Puente later said on social messaging platform X that the airport was resuming operations as the rain subsided.

National weather agency AEMET said its station at the airport recorded rainfall of nearly 5 centimetres (2 inches) per hour, with peaks of up to 9 cm in less than an hour.

Vehicles parked in a flooded car park after heavy rains, at Palma de Mallorca airport, in Palma de Mallorca
Vehicles parked in a flooded car park after heavy rains, at Palma de Mallorca airport, in Palma de Mallorca (Carmen Estaban via REUTERS)

Videos posted on X appeared to show water streaming from the ceiling of the airport’s shopping area, travellers in summer clothes drenched by water leaking through the windows and seeping out of buckets placed underneath. Others featured cars struggling to traverse a flooded parking lot.

Passenger traffic at Palma de Mallorca airport last year reached 31.1 million, an all-time record.
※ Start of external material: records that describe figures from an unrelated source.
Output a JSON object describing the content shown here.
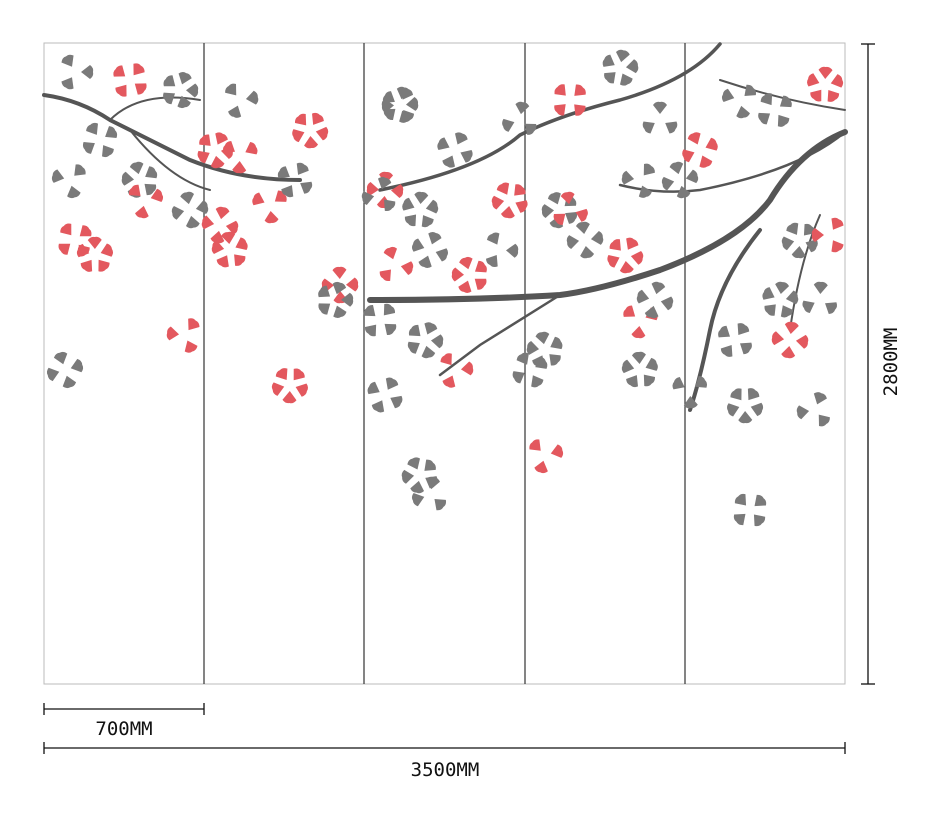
{
  "dimensions": {
    "panel_width": "700MM",
    "total_width": "3500MM",
    "height": "2800MM"
  }
}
The Mediterranean island, known for its picturesque beaches and sunny weather, is one of Europe’s most visited destinations, especially popular with German and British tourists.

Meanwhile a leading hotelier in Mallorca has admitted he is worried about the impact that protests against mass tourism are having on the economy.

Javier Vich, who is the president of the Palma Hoteliers Association and CEO of the Summum Hotel Group, fears that fewer travellers will book holidays to the Balearic Island after reading reports of the protests on Palma’s streets and beaches.

One of the large-scale demonstrations saw almost 10,000 people parade through the streets of Mallorca’s capital at the end of May, carrying posters that read “SOS Residents” and “Enough Mass Tourism” – and this type of incident could affect where tourists’ decide to go on holiday, believes Mr Vich.

He says that he would not go to a destination where he did not feel welcome: “It is very difficult to build a destination and very easy to destroy it.”